While the development application is currently under assessment, it is unable to be approved until the acquisition of the land is complete. It is expected that this process will be complete by the end of August 2020.

A tender for the final design and construction, along with bulk earthworks will be determined at the 26 August Council meeting, meaning that following development application approval construction will be able to commence swiftly. Council is aiming to have the two main sporting fields operational for the winter 2022 season. The hard courts will be available sooner.

Grants received from the NSW State Government. $1,500,000 was received from the Stronger Communities Fund and $950,000 from the Stronger Country Communities Fund.

Earlier a council spokesperson told the Bulletin that “no ‘veteran’ elms to be cleared” with the following statement:

There are some early works that Council is able to undertake without development consent. This includes some vegetation clearing on the road reserve in Malbon St to allow the installation of a new water main and for construction traffic during the development of the sports hub.

The vegetation clearing will not result in any of the ‘veteran’ elm trees being removed. The contractors have been engaged to remove ‘suckers’ that have grown from the original trees and to remove some of the dead limbs on the mature elm trees. These works will improve the health of the mature elm trees. Some of the suckers may look to be mature trees, however an arborist’s report has confirmed they are suckers and recommended their removal.
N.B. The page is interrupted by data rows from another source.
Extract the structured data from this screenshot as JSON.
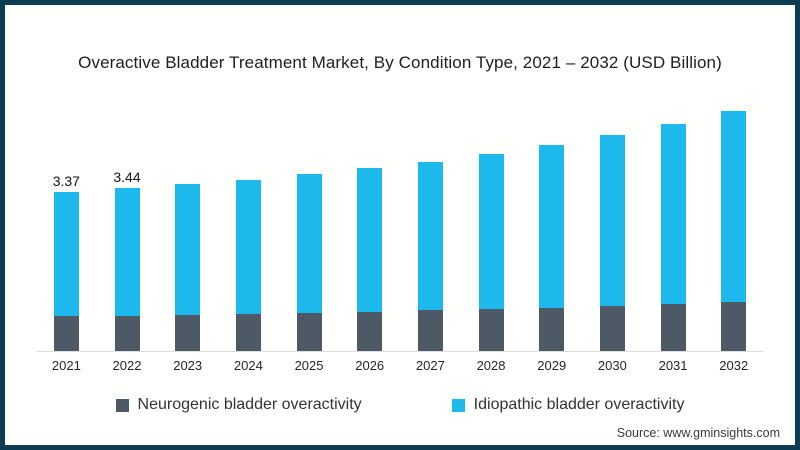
{
  "source": {
    "label": "Source: www.gminsights.com"
  },
  "colors": {
    "frame_border": "#0e3c52",
    "axis_line": "#dcdcdc",
    "neurogenic": "#4d5a66",
    "idiopathic": "#1db9ed"
  },
  "chart_data": {
    "type": "bar",
    "stacked": true,
    "title": "Overactive Bladder Treatment Market, By Condition Type, 2021 – 2032 (USD Billion)",
    "categories": [
      "2021",
      "2022",
      "2023",
      "2024",
      "2025",
      "2026",
      "2027",
      "2028",
      "2029",
      "2030",
      "2031",
      "2032"
    ],
    "series": [
      {
        "name": "Neurogenic bladder overactivity",
        "color": "#4d5a66",
        "values": [
          0.74,
          0.75,
          0.77,
          0.79,
          0.81,
          0.83,
          0.86,
          0.89,
          0.92,
          0.96,
          1.0,
          1.04
        ]
      },
      {
        "name": "Idiopathic bladder overactivity",
        "color": "#1db9ed",
        "values": [
          2.63,
          2.69,
          2.76,
          2.83,
          2.93,
          3.04,
          3.14,
          3.28,
          3.43,
          3.61,
          3.81,
          4.03
        ]
      }
    ],
    "totals": [
      3.37,
      3.44,
      3.53,
      3.62,
      3.74,
      3.87,
      4.0,
      4.17,
      4.35,
      4.57,
      4.81,
      5.07
    ],
    "data_labels": [
      "3.37",
      "3.44",
      "",
      "",
      "",
      "",
      "",
      "",
      "",
      "",
      "",
      ""
    ],
    "xlabel": "",
    "ylabel": "",
    "y_axis": "hidden",
    "gridlines": false,
    "legend_position": "bottom",
    "units": "USD Billion"
  }
}
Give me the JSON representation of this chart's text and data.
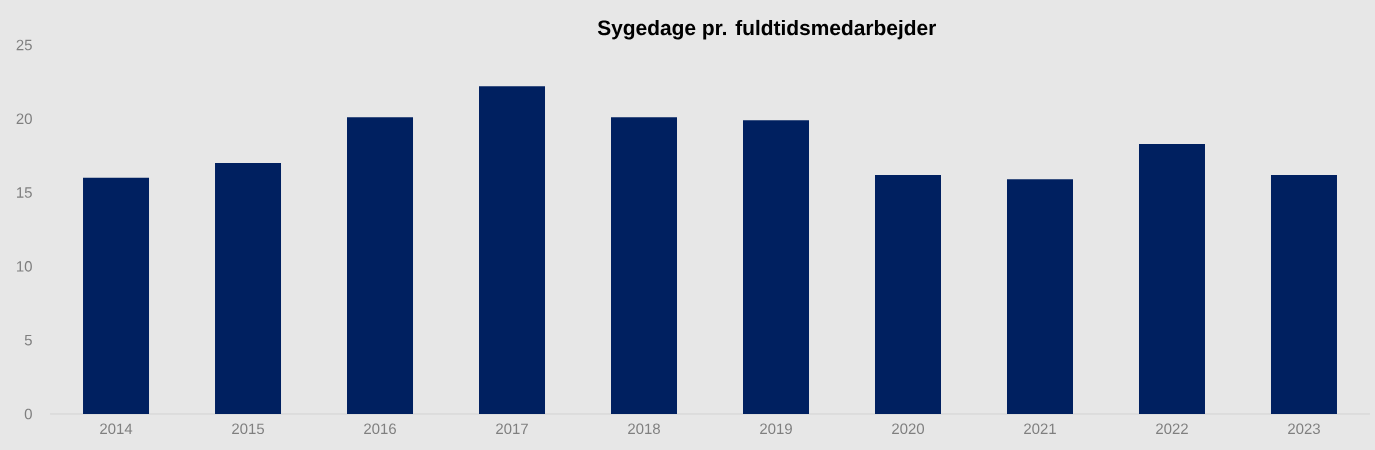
{
  "chart_data": {
    "type": "bar",
    "title": "Sygedage pr. fuldtidsmedarbejder",
    "categories": [
      "2014",
      "2015",
      "2016",
      "2017",
      "2018",
      "2019",
      "2020",
      "2021",
      "2022",
      "2023"
    ],
    "values": [
      16.0,
      17.0,
      20.1,
      22.2,
      20.1,
      19.9,
      16.2,
      15.9,
      18.3,
      16.2
    ],
    "color": "#002060",
    "ylim": [
      0,
      25
    ],
    "yticks": [
      0,
      5,
      10,
      15,
      20,
      25
    ],
    "grid": false
  }
}
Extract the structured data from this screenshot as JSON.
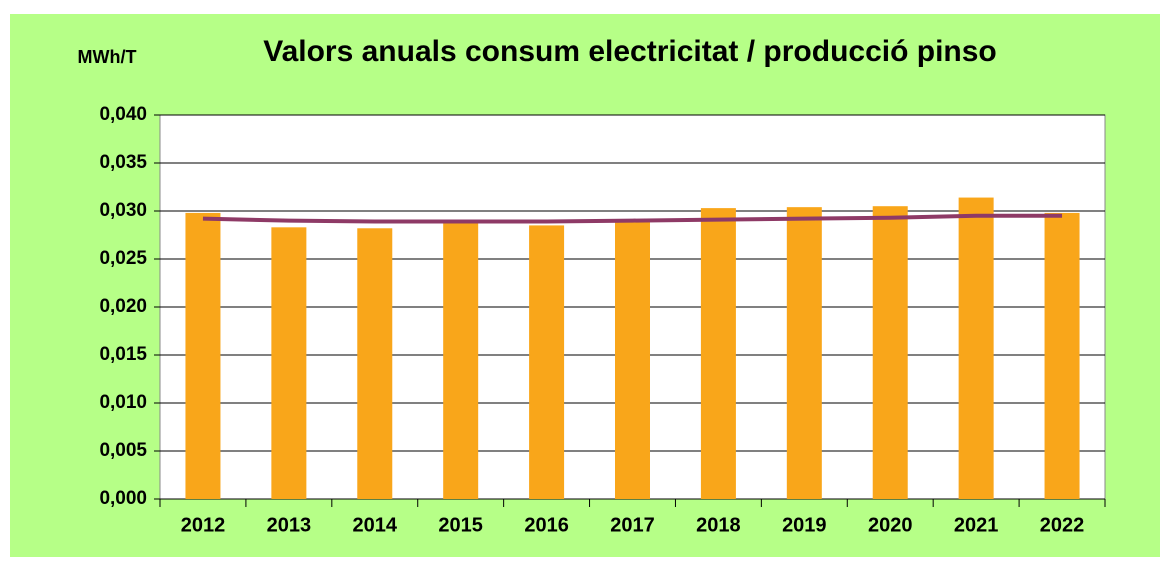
{
  "chart_data": {
    "type": "bar",
    "title": "Valors anuals consum electricitat  / producció pinso",
    "y_axis_label": "MWh/T",
    "categories": [
      "2012",
      "2013",
      "2014",
      "2015",
      "2016",
      "2017",
      "2018",
      "2019",
      "2020",
      "2021",
      "2022"
    ],
    "series": [
      {
        "type": "bar",
        "color": "#f9a61a",
        "values": [
          0.0298,
          0.0283,
          0.0282,
          0.029,
          0.0285,
          0.0289,
          0.0303,
          0.0304,
          0.0305,
          0.0314,
          0.0298
        ]
      },
      {
        "type": "line",
        "color": "#8e3a66",
        "values": [
          0.0292,
          0.029,
          0.0289,
          0.0289,
          0.0289,
          0.029,
          0.0291,
          0.0292,
          0.0293,
          0.0295,
          0.0295
        ]
      }
    ],
    "ylim": [
      0,
      0.04
    ],
    "yticks": [
      {
        "value": 0,
        "label": "0,000"
      },
      {
        "value": 0.005,
        "label": "0,005"
      },
      {
        "value": 0.01,
        "label": "0,010"
      },
      {
        "value": 0.015,
        "label": "0,015"
      },
      {
        "value": 0.02,
        "label": "0,020"
      },
      {
        "value": 0.025,
        "label": "0,025"
      },
      {
        "value": 0.03,
        "label": "0,030"
      },
      {
        "value": 0.035,
        "label": "0,035"
      },
      {
        "value": 0.04,
        "label": "0,040"
      }
    ],
    "grid": true,
    "background": "#b6ff87"
  }
}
Prior to the work commencing, Council’s Tree Management Officer met on-site with nearby property owners to explain the works and the benefit to the ‘veteran’ elms.

An environmental impact statement is not required for these works. All the suckers regardless of size are within this road corridor. An arborist’s report was carried out to assess and protect all the mature trees in this vicinity of the proposed roundabout and the Stone House and these will be protected. The report is available via this LINK.

Malbon St is an existing public road that will soon be serviced by a new roundabout. The road will extend west and is the safest public access to the future sports hub. It will have shared paths leading from the sports hub to the intersection of Malbon and Molonglo St.